Israel’s apologists have recently begun complaining about a so-called ‘delegitimisation’ drive (a variation of the tired ‘anti-semite’ smear). But Israel is isolating itself: when the ambassador to the USA can boldly defy anyone – including the UN – to "dictate our borders", then the only way Israel is being ‘singled out’ is in its ability to flout international norms with impunity.
But what can we do about the situation? There is a need for education and political lobbying. Most importantly, there is the growing BDS movement (Boycott Divestment Sanctions), an international campaign of ordinary citizens – students, trade unionists, academics, artists, the faith community – that seeks to pressure Israel to comply with basic standards of international law and realise fundamental Palestinian rights.
Boycott is an invaluable tool in the Palestinian struggle for dignity and equality, and a tactic with a long history in campaigns for justice. It is simple and effective. It is a strategy, not an aim in and of itself. It is non-violent, and a response to the call from Palestinians under occupation for solidarity. BDS has emerged in the context of a vacuum of international accountability for Israel’s human rights violations.
Students can get involved with the global campaign for a just peace by connecting up with the Palestine Society. There is much potential for effective activism, including examining the question of the University’s complicity in Israel’s crimes, and working towards boycott and divestment.
A popular tactic by Israel’s defenders – particularly on campus – is to urge ‘dialogue’ and ‘moderation’, the same patronising words heard from preservers of the status quo in the segregated Deep South and apartheid South Africa. In 1963, Martin Luther King wrote from jail about the accusation being levelled by white ‘moderates’ that the civil rights movement was ‘creating tension’. King pointed out that activists were "not the creators of tension" but were bringing "to the surface the hidden tension that is already alive".
The call for boycott from Palestinians is supported by courageous, dissident Jewish Israelis, like the ‘Boycott from Within’ group and Israeli Committee Against House Demolitions. Internationally, groups like Jewish Voice for Peace in the US, and Jews for Justice for Palestinians and Jews for Boycotting Israeli Goods in the UK, show that there is no single Jewish community or viewpoint.

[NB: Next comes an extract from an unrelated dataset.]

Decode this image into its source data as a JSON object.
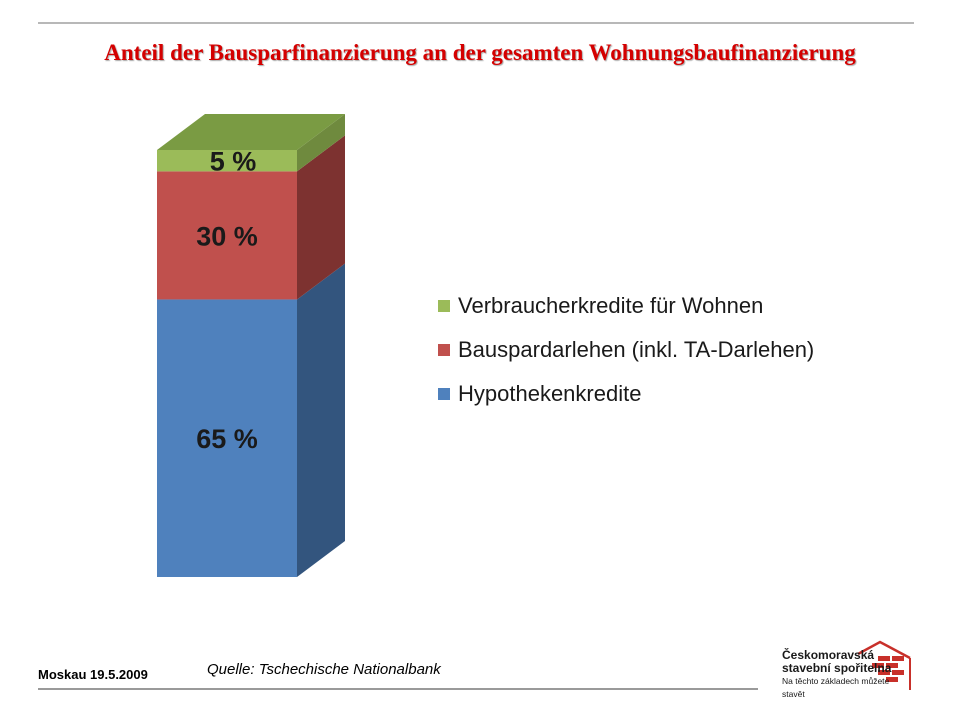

The real division is between those on the side of human rights and international law, and those invested in shoring up and excusing colonisation, dispossession and segregation. Israel’s apartheid policies are unsustainable and undermine the hopes of both Palestinians and Jewish Israelis to live in peace. There is another way, one of inclusion and equality, but it won’t be easy to realise this vision. Everyone can play a part.